Existing metadata services
This is a survey of available metadata standards relevant to the set of services offered by the West-Life VRE. Current workflows in Structural Biology may not be properly described in an unambiguous manner due to the lack of appropriate metadata standards specifying them. For example, while some standards exist for models that are built using structural data, there is no agreed ontology for the primary data processing, either at the level of integrated studies combining different technologies or even at the single technique level. In some cases, relevant ontologies may exist, but not be applied in the structural biology context. In other cases, relevant ontologies are still under development, for example for describing complexes and their components.
Schemata for expressing metadata:
- PROV-O http://www.citeulike.org/group/16801/article/13938133
- EMDB data model
Services for saving and reading metadata:
Describing a recombinant protein sample involves describing the solution conditions (or crystallization conditions), purification method, expression method, and DNA construct. The mmCIF standard includes vocabulary for some of this, and is extensible. But there is a long way to go to record all the relevant information along the full chain of custody.

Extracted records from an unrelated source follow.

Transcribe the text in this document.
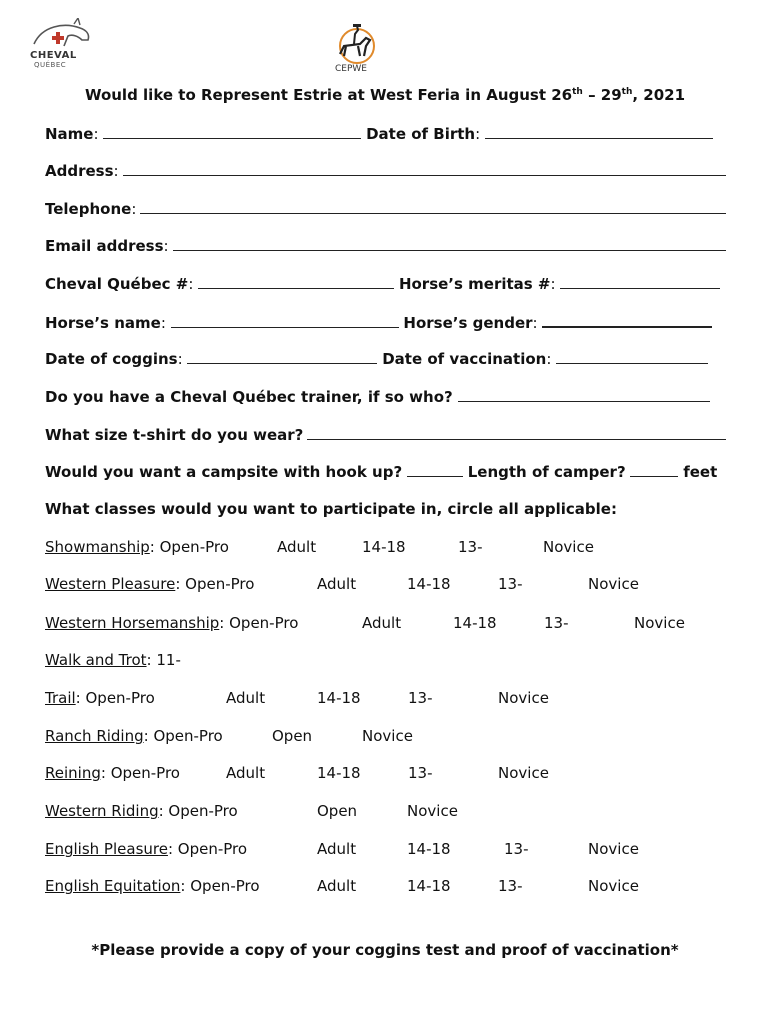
CHEVAL
QUÉBEC	CEPWE
Would like to Represent Estrie at West Feria in August 26th – 29th, 2021
Name:	Date of Birth:
Address :
Telephone :
Email address :
Cheval Québec #:	Horse’s meritas #:
Horse’s name:	Horse’s gender:
Date of coggins:	Date of vaccination:
Do you have a Cheval Québec trainer, if so who?
What size t-shirt do you wear?
Would you want a campsite with hook up?	Length of camper?	feet
What classes would you want to participate in, circle all applicable:
Showmanship: Open-Pro	Adult	14-18	13-	Novice
Western Pleasure: Open-Pro	Adult	14-18	13-	Novice
Western Horsemanship: Open-Pro	Adult	14-18	13-	Novice
Walk and Trot: 11-
Trail: Open-Pro	Adult	14-18	13-	Novice
Ranch Riding: Open-Pro	Open	Novice
Reining: Open-Pro	Adult	14-18	13-	Novice
Western Riding: Open-Pro	Open	Novice
English Pleasure: Open-Pro	Adult	14-18	13-	Novice
English Equitation: Open-Pro	Adult	14-18	13-	Novice
*Please provide a copy of your coggins test and proof of vaccination*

Progress in conversion from PDB format to mmCIF
PDBx/mmCIF became the standard archive format for the Protein Data Bank in 2014. Coordinate data for large structures (containing >62 chains and/or 99999 ATOM records) cannot be held in a single file of the old PDB format. Nevertheless, many programs still only support PDB format for coordinate data. The table below shows the current situation for WestLife services. Note that some services use mmCIF for reflection data or for a chemical description of ligands, but this is not covered by the table below.
An extension to HADDOCK to create mmCIF outputs is planned.
Note on CCP4: Although the CCP4 coordinate library MMDB has handled mmCIF for many years, this functionality is not widely used by CCP4 applications and services. There is a current collaboration between CCP4 and Global Phasing to modernise the MMDB library, and increase its usage. Refmac provides mmCIF output files, so CCP4 pipelines can easily change to outputting mmCIF.
The PDBj provides an online conversion tool.
|Portal name||Partner||reads .pdb?||reads .mmcif?||writes .pdb?||writes .mmcif?|
|SCIPIO WEB TOOLS||CSIC||Yes||No||No||No|
|ARP/wARP||EMBL||yes||no (*except ligands*)||yes||no|
|ViCi||EMBL||yes, and SDF||no||yes, and SDF||no|
Services marked with '*' have been converted to mmCIF with effort from West-Life.